No a las rachas de violencia

Hace rato es hora de decir 'no' a las rachas de violencia, más con actitudes que con palabras vanas.

Atónitos nos ha correspondido ver de lejos o de cerca las rachas de violencia que vienen sacudiendo al mundo y, en particular, a América Latina, con el trasfondo siniestro del narcotráfico. Para no hablar, por ahora, de la contienda sangrienta en Oriente Próximo.

En primerísimo lugar, el secuestro, tortura y asesinato a fuego lento de 43 jóvenes estudiantes en la República de México reviven en nuestra memoria similares episodios terroristas de épocas pasadas y se asemejan, en su naturaleza y móviles, a los que aquí todavía se perpetran, aun cuando en menor grado y más dispersos. Tales los asesinatos de dos inocentes indígenas por uno de los numerosos brazos de la guerrilla de las Farc o los que con tenacidad siguen afligiendo a Buenaventura y Tumaco. Con el narcotráfico no hay transacción posible. La contumacia de sus crímenes resulta más persuasiva y contundente que las promesas verbales.

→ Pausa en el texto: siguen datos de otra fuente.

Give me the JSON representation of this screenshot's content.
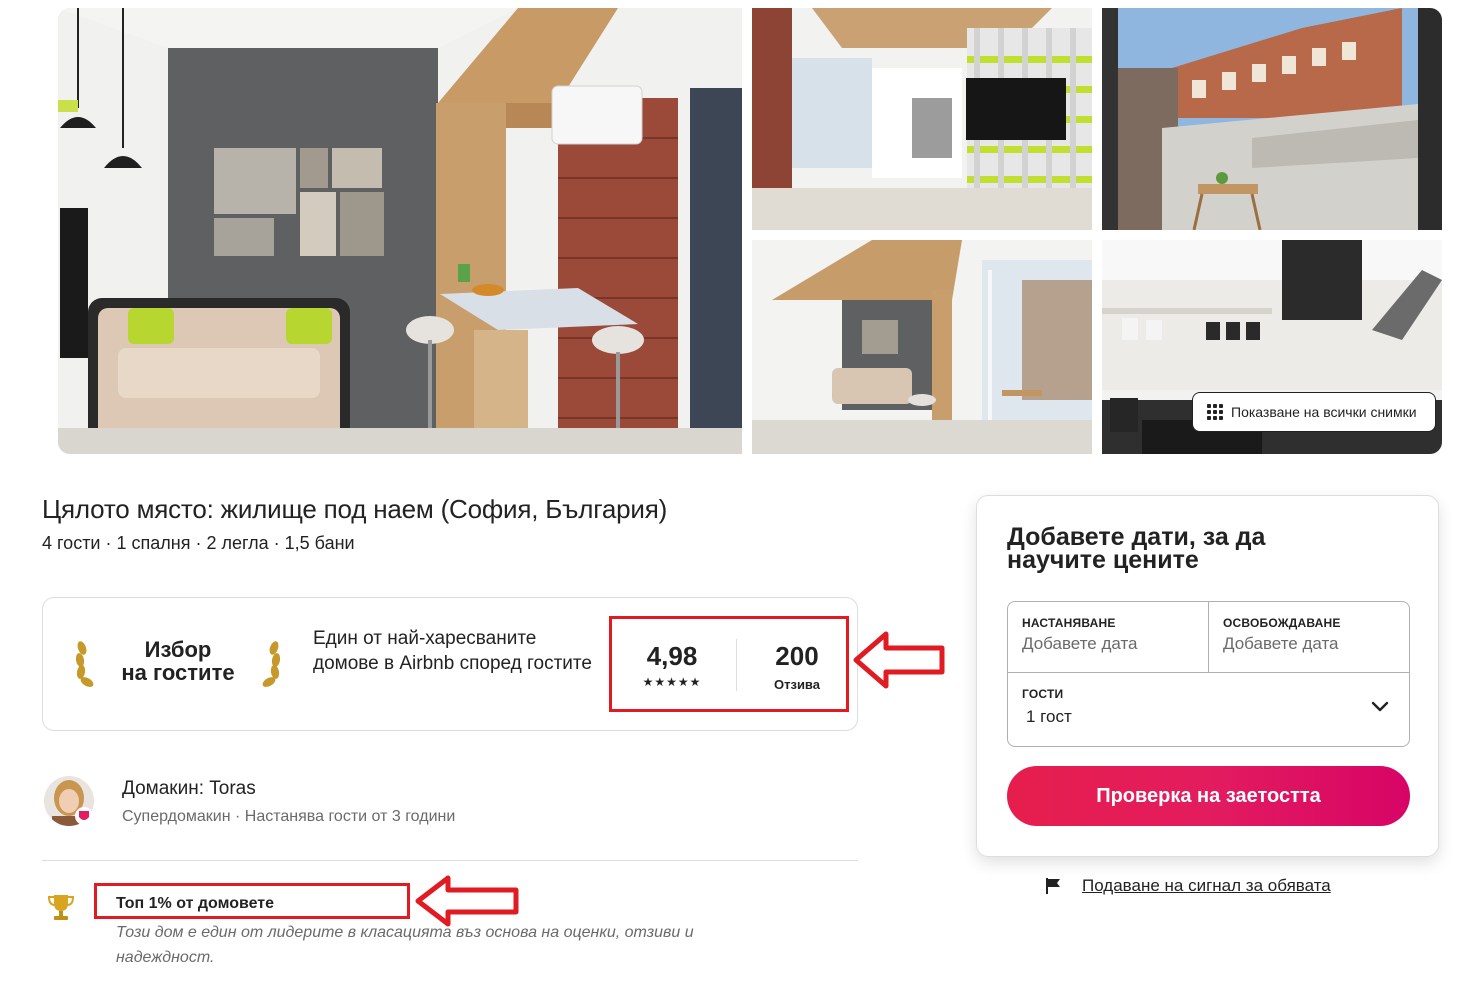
{
  "gallery": {
    "show_all_label": "Показване на всички снимки"
  },
  "listing": {
    "title": "Цялото място: жилище под наем (София, България)",
    "subtitle": "4 гости · 1 спалня · 2 легла · 1,5 бани"
  },
  "guest_favorite": {
    "badge_line1": "Избор",
    "badge_line2": "на гостите",
    "description": "Един от най-харесваните домове в Airbnb според гостите",
    "rating": "4,98",
    "stars": "★★★★★",
    "reviews_count": "200",
    "reviews_label": "Отзива"
  },
  "host": {
    "name": "Домакин: Toras",
    "meta": "Супердомакин · Настанява гости от 3 години"
  },
  "highlight": {
    "title": "Топ 1% от домовете",
    "description": "Този дом е един от лидерите в класацията въз основа на оценки, отзиви и надеждност."
  },
  "booking": {
    "title": "Добавете дати, за да научите цените",
    "checkin_label": "НАСТАНЯВАНЕ",
    "checkin_value": "Добавете дата",
    "checkout_label": "ОСВОБОЖДАВАНЕ",
    "checkout_value": "Добавете дата",
    "guests_label": "ГОСТИ",
    "guests_value": "1 гост",
    "button_label": "Проверка на заетостта"
  },
  "report": {
    "label": "Подаване на сигнал за обявата"
  },
  "colors": {
    "accent": "#e31c5f",
    "annotation_red": "#e01b22",
    "text": "#222222",
    "muted": "#6a6a6a"
  }
}
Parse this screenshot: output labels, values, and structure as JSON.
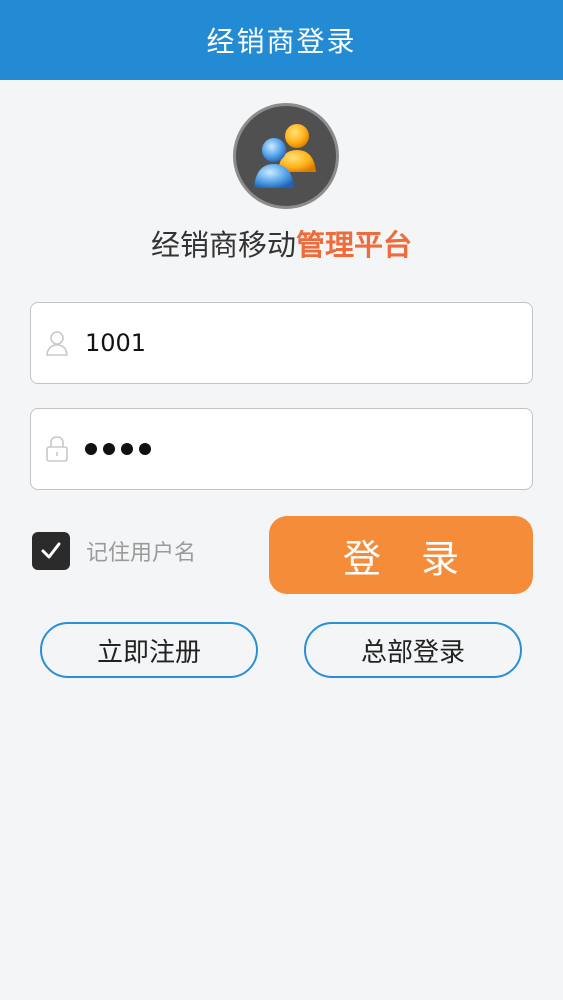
{
  "header": {
    "title": "经销商登录"
  },
  "brand": {
    "avatar_icon": "users-icon",
    "subtitle_part1": "经销商移动",
    "subtitle_part2": "管理平台"
  },
  "form": {
    "username": {
      "icon": "user-icon",
      "value": "1001"
    },
    "password": {
      "icon": "lock-icon",
      "masked_value": "●●●●"
    },
    "remember": {
      "label": "记住用户名",
      "checked": true
    },
    "login_label": "登录"
  },
  "actions": {
    "register_label": "立即注册",
    "hq_login_label": "总部登录"
  },
  "colors": {
    "header": "#238bd4",
    "accent_orange": "#f48c3a",
    "highlight_red": "#ef6b3c",
    "outline_blue": "#2a8fd4"
  }
}
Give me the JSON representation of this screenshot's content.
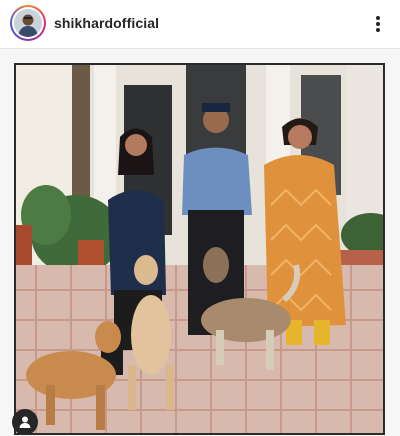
{
  "post": {
    "username": "shikhardofficial",
    "more_icon": "more-vertical-icon",
    "tag_icon": "user-tag-icon"
  },
  "colors": {
    "username": "#262626",
    "divider": "#e6e6e6",
    "photo_border": "#2a2a2a"
  }
}
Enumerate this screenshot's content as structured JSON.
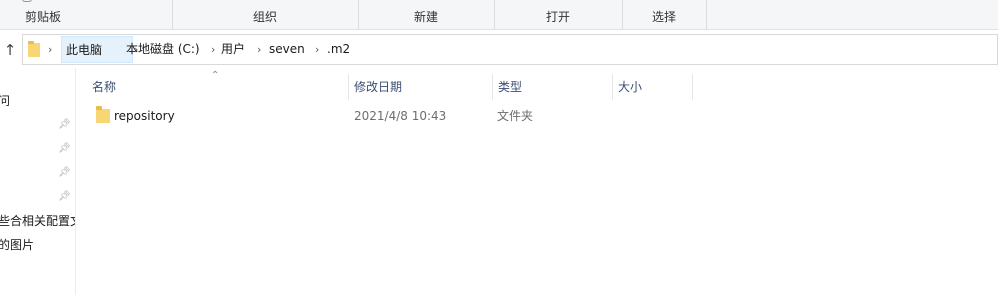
{
  "ribbon": {
    "groups": [
      "剪贴板",
      "组织",
      "新建",
      "打开",
      "选择"
    ]
  },
  "address": {
    "crumbs": [
      "此电脑",
      "本地磁盘 (C:)",
      "用户",
      "seven",
      ".m2"
    ],
    "up_icon": "arrow-up-icon",
    "folder_icon": "folder-icon",
    "chevron_icon": "chevron-right-icon"
  },
  "nav": {
    "items": [
      "问",
      "些合相关配置文",
      "的图片"
    ],
    "pin_icon": "pin-icon"
  },
  "columns": {
    "name": "名称",
    "date": "修改日期",
    "type": "类型",
    "size": "大小"
  },
  "files": [
    {
      "name": "repository",
      "date": "2021/4/8 10:43",
      "type": "文件夹",
      "size": ""
    }
  ],
  "colors": {
    "header_text": "#3c4d73",
    "folder": "#f7d673",
    "breadcrumb_highlight": "#e5f1fb"
  }
}
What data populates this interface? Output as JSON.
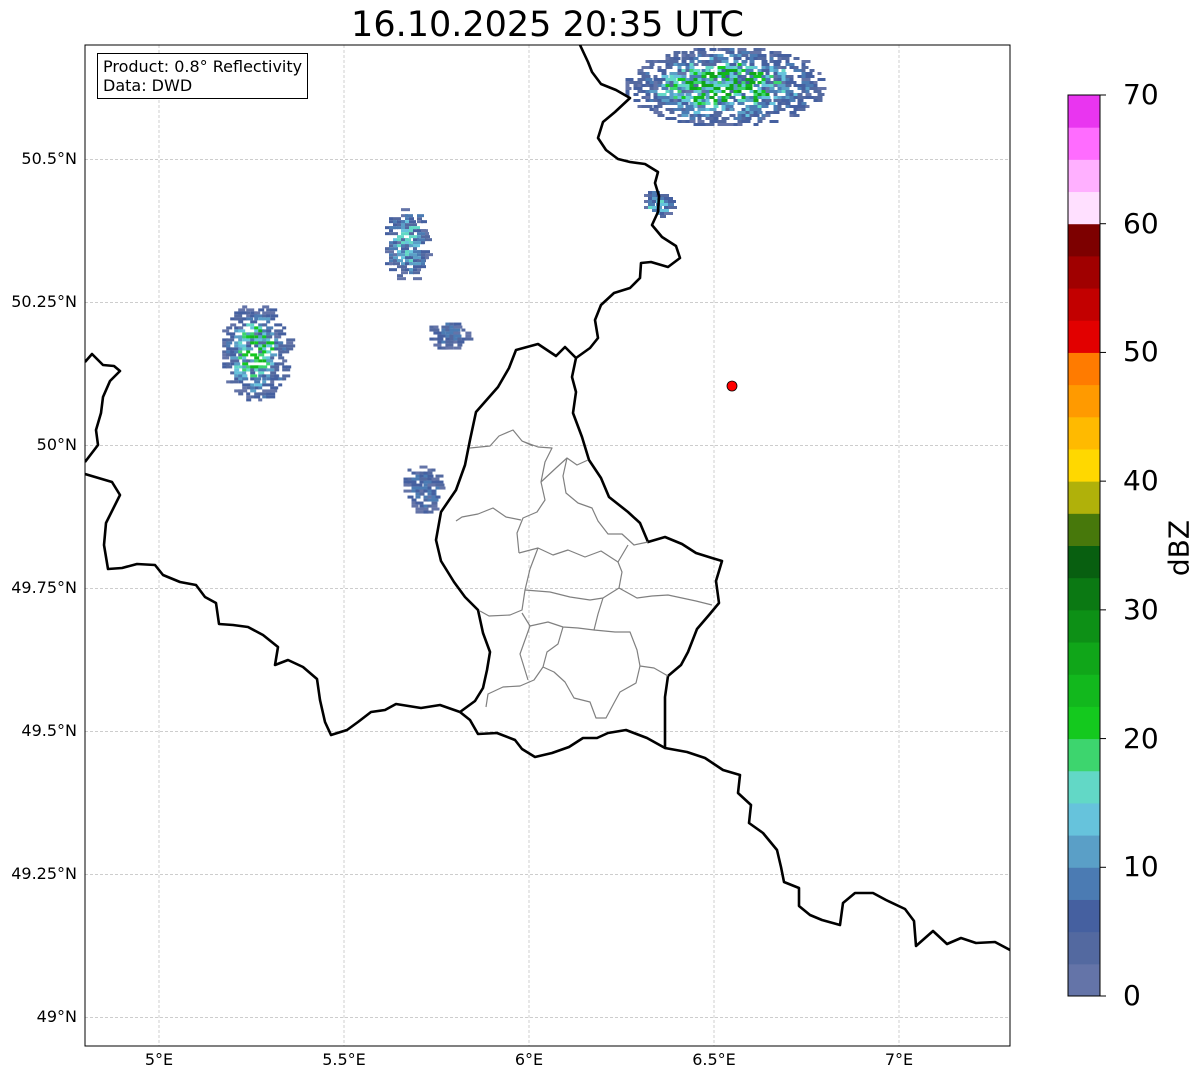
{
  "title": "16.10.2025 20:35 UTC",
  "info": {
    "product": "Product: 0.8° Reflectivity",
    "data": "Data: DWD"
  },
  "map": {
    "lon_range": [
      4.8,
      7.3
    ],
    "lat_range": [
      48.95,
      50.7
    ],
    "lon_ticks": [
      5.0,
      5.5,
      6.0,
      6.5,
      7.0
    ],
    "lon_tick_labels": [
      "5°E",
      "5.5°E",
      "6°E",
      "6.5°E",
      "7°E"
    ],
    "lat_ticks": [
      49.0,
      49.25,
      49.5,
      49.75,
      50.0,
      50.25,
      50.5
    ],
    "lat_tick_labels": [
      "49°N",
      "49.25°N",
      "49.5°N",
      "49.75°N",
      "50°N",
      "50.25°N",
      "50.5°N"
    ],
    "grid": true,
    "radar_site": {
      "lon": 6.55,
      "lat": 50.11,
      "color": "#ff0000"
    },
    "echo_areas": [
      {
        "lon": [
          6.25,
          6.8
        ],
        "lat": [
          50.56,
          50.7
        ],
        "max_dbz": 25
      },
      {
        "lon": [
          5.6,
          5.73
        ],
        "lat": [
          50.29,
          50.42
        ],
        "max_dbz": 15
      },
      {
        "lon": [
          5.16,
          5.35
        ],
        "lat": [
          50.08,
          50.25
        ],
        "max_dbz": 22
      },
      {
        "lon": [
          5.72,
          5.83
        ],
        "lat": [
          50.17,
          50.22
        ],
        "max_dbz": 8
      },
      {
        "lon": [
          5.65,
          5.76
        ],
        "lat": [
          49.88,
          49.97
        ],
        "max_dbz": 8
      },
      {
        "lon": [
          6.3,
          6.38
        ],
        "lat": [
          50.4,
          50.45
        ],
        "max_dbz": 15
      }
    ]
  },
  "colorbar": {
    "label": "dBZ",
    "min": 0,
    "max": 70,
    "tick_values": [
      0,
      10,
      20,
      30,
      40,
      50,
      60,
      70
    ],
    "tick_labels": [
      "0",
      "10",
      "20",
      "30",
      "40",
      "50",
      "60",
      "70"
    ],
    "colors": [
      "#6474a8",
      "#5369a0",
      "#4560a0",
      "#4b7bb3",
      "#5a9fc7",
      "#66c3dc",
      "#62d8c6",
      "#3dd56e",
      "#14c91e",
      "#12b81d",
      "#10a619",
      "#0d9016",
      "#0b7913",
      "#085f10",
      "#47780b",
      "#b0b10a",
      "#ffd800",
      "#ffba00",
      "#ff9a00",
      "#ff7b00",
      "#e20000",
      "#c20000",
      "#a00000",
      "#7d0000",
      "#ffe0ff",
      "#ffb0ff",
      "#ff6cff",
      "#e935f0"
    ]
  }
}
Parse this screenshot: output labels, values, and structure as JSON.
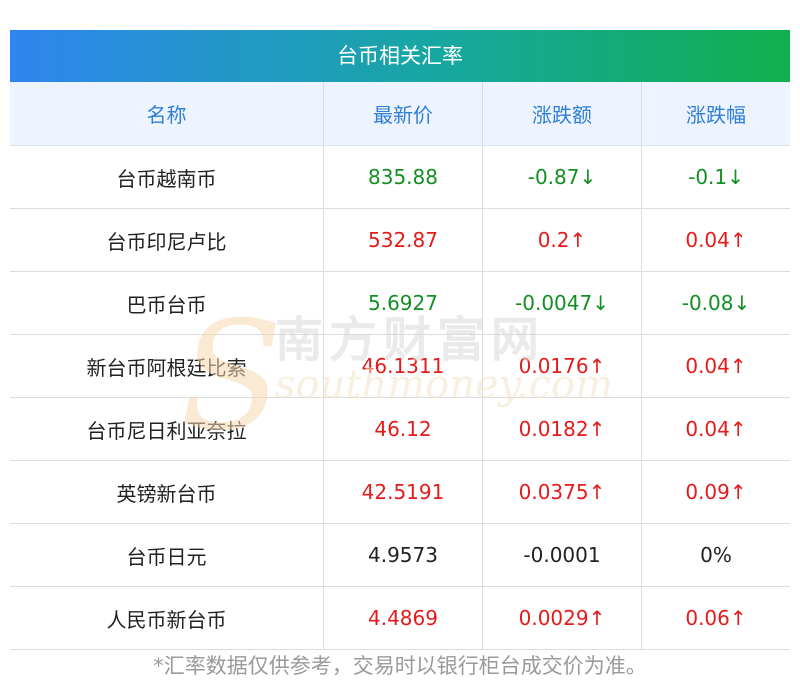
{
  "title": "台币相关汇率",
  "headers": [
    "名称",
    "最新价",
    "涨跌额",
    "涨跌幅"
  ],
  "rows": [
    {
      "name": "台币越南币",
      "price": "835.88",
      "change": "-0.87↓",
      "pct": "-0.1↓",
      "trend": "down"
    },
    {
      "name": "台币印尼卢比",
      "price": "532.87",
      "change": "0.2↑",
      "pct": "0.04↑",
      "trend": "up"
    },
    {
      "name": "巴币台币",
      "price": "5.6927",
      "change": "-0.0047↓",
      "pct": "-0.08↓",
      "trend": "down"
    },
    {
      "name": "新台币阿根廷比索",
      "price": "46.1311",
      "change": "0.0176↑",
      "pct": "0.04↑",
      "trend": "up"
    },
    {
      "name": "台币尼日利亚奈拉",
      "price": "46.12",
      "change": "0.0182↑",
      "pct": "0.04↑",
      "trend": "up"
    },
    {
      "name": "英镑新台币",
      "price": "42.5191",
      "change": "0.0375↑",
      "pct": "0.09↑",
      "trend": "up"
    },
    {
      "name": "台币日元",
      "price": "4.9573",
      "change": "-0.0001",
      "pct": "0%",
      "trend": "flat"
    },
    {
      "name": "人民币新台币",
      "price": "4.4869",
      "change": "0.0029↑",
      "pct": "0.06↑",
      "trend": "up"
    }
  ],
  "watermark": {
    "cn": "南方财富网",
    "en": "southmoney.com",
    "s": "S"
  },
  "footnote": "*汇率数据仅供参考，交易时以银行柜台成交价为准。",
  "colors": {
    "up": "#e31b1b",
    "down": "#148f23",
    "header_text": "#2f7fd8"
  }
}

Por otra parte, la conmemoración del vigésimo quinto aniversario de la demolición del ominoso Muro de Berlín despierta el recuerdo de la etapa precedente de guerra devastadora y la posterior de Guerra Fría, con cruel despotismo en uno de los flancos. Más atrás, el mesianismo esquizofrénico, tiránico y despiadado de Adolfo Hitler, unido al exceso de las reparaciones impuestas a Alemania por el Tratado de Versalles, precipitó otra también a escala mundial. Con millones de víctimas, no ya solo de combatientes, sino de población civil.

Tuve la fortuna de asistir en Berlín a los pasos iniciales del derribo del Muro de la infamia. Repetidamente había visitado la porción occidental con permisos restringidos a los museos de la parte oriental bajo el yugo tiránico soviético. Se experimentaban cierta asfixia espiritual al entrar en su esfera e inocultable desahogo al salir de ella.

En el otoño de 1989, invitado con un grupo de periodistas por la República Federal de Alemania, encontré esta vez, en el cercado Berlín occidental, más optimismo y esperanza, pronto explicados, uno y otra, por el espectáculo de medianoche en que caían, bajo piquetas demoledoras, trozos de la muralla oprobiosa, ante un público todavía escaso en número y con la emoción contenida, como si se tratara de un rito sagrado. Eran las noches preliminares de lo que fuera ulterior explosión popular.

Hacia 1953 habíamos ido a Alemania occidental, junto con Irma, mi ahora difunta esposa, de padre alemán, prusiano por más señas, en busca de la familia que en esa zona había quedado. Con su perfecto idioma y su misma silueta aria, fuimos yendo, sobrecogidos por las ruinas, de pueblo en pueblo, hasta dar con su paradero en casa solitaria sobre una colina aparentemente deshabitada, bastante arriba de la ciudad de Fráncfort.

Por entonces, la expresión socorrida era la definitoria de kapput (destruido). Habíamos entrado al país en ferrocarril por entre los vestigios ahumados de la otrora bella ciudad de Colonia, luego primorosamente reconstruida. Ni un puente sobre el Rin. Todos habían sido bombardeados desde el aire, lo mismo que las casas de habitación. Salvo la joya arquitectónica de su emblemática catedral, a la que sin embargo le había sido aniquilada una de sus alas, acaso por error de puntería.

Tanta devastación no podía sino causar horror por la guerra, por cuanto significa en términos de aniquilación y muerte. Y pensar que en Colombia, de uno u otro modo, la hemos vivido. Con tantos sacrificados como se han conocido y tantos más que han perecido por la sola culpa de existir o de resultar incómodos a organizaciones irregularmente armadas. Hace rato es hora de decir ‘no’ a las rachas de violencia, más con actitudes que con palabras vanas.